Table 1. Algorithm Maturity Definitions for S-NPP/JPSS-1 SDR/EDR Products.
Table 1. Algorithm Maturity Definitions for S-NPP/JPSS-1 SDR/EDR Products.
● Beta
Product is minimally validated, and may still contain significant identified and unidentified errors.
Information/data from validation efforts can be used to make initial qualitative or very limited quantitative assessments regarding product fitness-for-purpose.
Documentation of product performance and identified product performance anomalies, including recommended remediation strategies, exists.
● Provisional
Product performance has been demonstrated through analysis of a large, but still limited (i.e., not necessarily globally or seasonally representative) number of independent measurements obtained from selected locations, time periods, or field campaign efforts.
Product analyses are sufficient for qualitative, and limited quantitative, determination of product fitness-for-purpose.
Documentation of product performance, testing involving product fixes, identified product performance anomalies, including recommended remediation strategies, exists.
Product is recommended for potential operational use (user decision) and in scientific publications after consulting product status documents.
● Validated
Product performance has been demonstrated over a large and wide range of representative conditions (i.e., global, seasonal).
Comprehensive documentation of product performance exists that includes all known product anomalies and their recommended remediation strategies for a full range of retrieval conditions and severity level.
Product analyses are sufficient for full qualitative and quantitative determination of product fitness-for-purpose.
Product is ready for operational use based on documented validation findings and user feedback.
Product validation, quality assurance, and algorithm stewardship continue through the lifetime of the instrument.

4.2. Cal/Val Review Process

The JSTAR team facilitates the Cal/Val maturity review process for all of the xDR products.

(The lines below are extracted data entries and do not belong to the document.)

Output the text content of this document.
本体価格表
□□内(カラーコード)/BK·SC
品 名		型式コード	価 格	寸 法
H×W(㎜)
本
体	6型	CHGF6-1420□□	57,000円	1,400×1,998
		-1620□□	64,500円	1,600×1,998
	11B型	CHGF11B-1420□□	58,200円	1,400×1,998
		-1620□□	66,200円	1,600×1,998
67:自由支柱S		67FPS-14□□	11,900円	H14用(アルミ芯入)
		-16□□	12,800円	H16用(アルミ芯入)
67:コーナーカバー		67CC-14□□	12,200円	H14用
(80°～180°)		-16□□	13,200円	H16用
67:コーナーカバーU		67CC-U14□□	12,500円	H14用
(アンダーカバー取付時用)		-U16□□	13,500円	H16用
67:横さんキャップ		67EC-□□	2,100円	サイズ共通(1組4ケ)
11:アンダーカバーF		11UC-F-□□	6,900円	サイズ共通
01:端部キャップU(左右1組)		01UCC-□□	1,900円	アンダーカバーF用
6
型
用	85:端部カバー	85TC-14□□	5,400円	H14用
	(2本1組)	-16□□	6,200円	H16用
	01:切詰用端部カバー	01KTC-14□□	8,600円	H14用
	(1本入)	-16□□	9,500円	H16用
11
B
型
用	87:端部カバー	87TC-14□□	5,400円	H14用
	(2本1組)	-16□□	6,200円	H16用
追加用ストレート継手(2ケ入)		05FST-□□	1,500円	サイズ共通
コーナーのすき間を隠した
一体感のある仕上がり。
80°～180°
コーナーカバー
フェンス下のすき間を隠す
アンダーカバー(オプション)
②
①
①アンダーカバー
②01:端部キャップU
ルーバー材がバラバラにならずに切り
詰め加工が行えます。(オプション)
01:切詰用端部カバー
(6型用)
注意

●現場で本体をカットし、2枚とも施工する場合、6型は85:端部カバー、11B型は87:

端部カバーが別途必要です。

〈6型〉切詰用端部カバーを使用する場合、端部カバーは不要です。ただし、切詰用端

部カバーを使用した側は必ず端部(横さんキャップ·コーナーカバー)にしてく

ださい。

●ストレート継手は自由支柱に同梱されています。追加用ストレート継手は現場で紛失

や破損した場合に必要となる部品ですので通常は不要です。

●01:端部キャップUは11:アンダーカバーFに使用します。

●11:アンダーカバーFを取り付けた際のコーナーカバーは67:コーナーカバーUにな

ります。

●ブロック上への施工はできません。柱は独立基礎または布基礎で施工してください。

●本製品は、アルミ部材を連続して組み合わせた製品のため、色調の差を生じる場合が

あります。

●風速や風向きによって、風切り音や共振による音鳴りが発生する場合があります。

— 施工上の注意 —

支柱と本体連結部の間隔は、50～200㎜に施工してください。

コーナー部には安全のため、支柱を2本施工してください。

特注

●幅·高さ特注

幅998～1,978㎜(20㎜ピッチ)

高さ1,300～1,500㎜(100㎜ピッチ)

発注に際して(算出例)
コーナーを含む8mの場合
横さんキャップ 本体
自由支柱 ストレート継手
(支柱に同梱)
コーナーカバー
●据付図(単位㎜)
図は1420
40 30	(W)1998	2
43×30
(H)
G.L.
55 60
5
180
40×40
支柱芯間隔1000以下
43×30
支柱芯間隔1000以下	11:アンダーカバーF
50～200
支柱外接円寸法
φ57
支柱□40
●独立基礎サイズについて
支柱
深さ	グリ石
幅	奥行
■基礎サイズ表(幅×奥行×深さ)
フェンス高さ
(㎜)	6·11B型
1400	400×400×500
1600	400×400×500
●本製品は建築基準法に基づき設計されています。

Each product’s Cal/Val maturity status is determined by evaluating the algorithm performance with the truth data sets and comparing the performance with the requirements. The review panel is comprised of the JPSS Program and Project Scientists, NOAA customers (National Weather Service, NWS; National Ocean Service, NOS; National Marine Fisheries Services, NMFS; Office of Oceanic and Atmospheric Research, OAR) and external users, Low-earth Orbiting Working Group (LORWG) advisors, product development managers (NDE and IDPS), and the JSTAR program manager. Following the Cal/Val maturity science reviews presented by the Cal/Val teams, the review board assesses the product performance and makes an overall assessment of each algorithm and approves the maturity status according to the criteria for Beta, Provisional, and Validated Maturity (Table 1). Based on the assessment, the review panel may also recommend further actions to the respective Cal/Val teams to achieve the desired product maturity status.

4.3. Quality Assurance

To ensure efficient research-to-operations transitions for science product algorithm updates, the JSTAR Program has implemented Quality Assurance (QA) procedures. The QA procedures include coordination activities between the algorithm teams on Cal/Val activities, supporting the algorithm change process (ACP), identifying potential shortfalls (risks) and mitigation, Configuration Management (CM) for documentation, schedules and milestones, and Earned Value Management (EVM). The J-STAR QA also facilitates technical reviews and coordination among STAR Cal/Val teams and the AIT to bring consistency to algorithm development and the delivery processes for operations. As part of the quality assurance and users engagement, JSTAR also developed a website [24] that provides detailed information on the JPSS instruments, science data products and documents, product maturity status, long-term validation and science monitoring of SDR/EDR products.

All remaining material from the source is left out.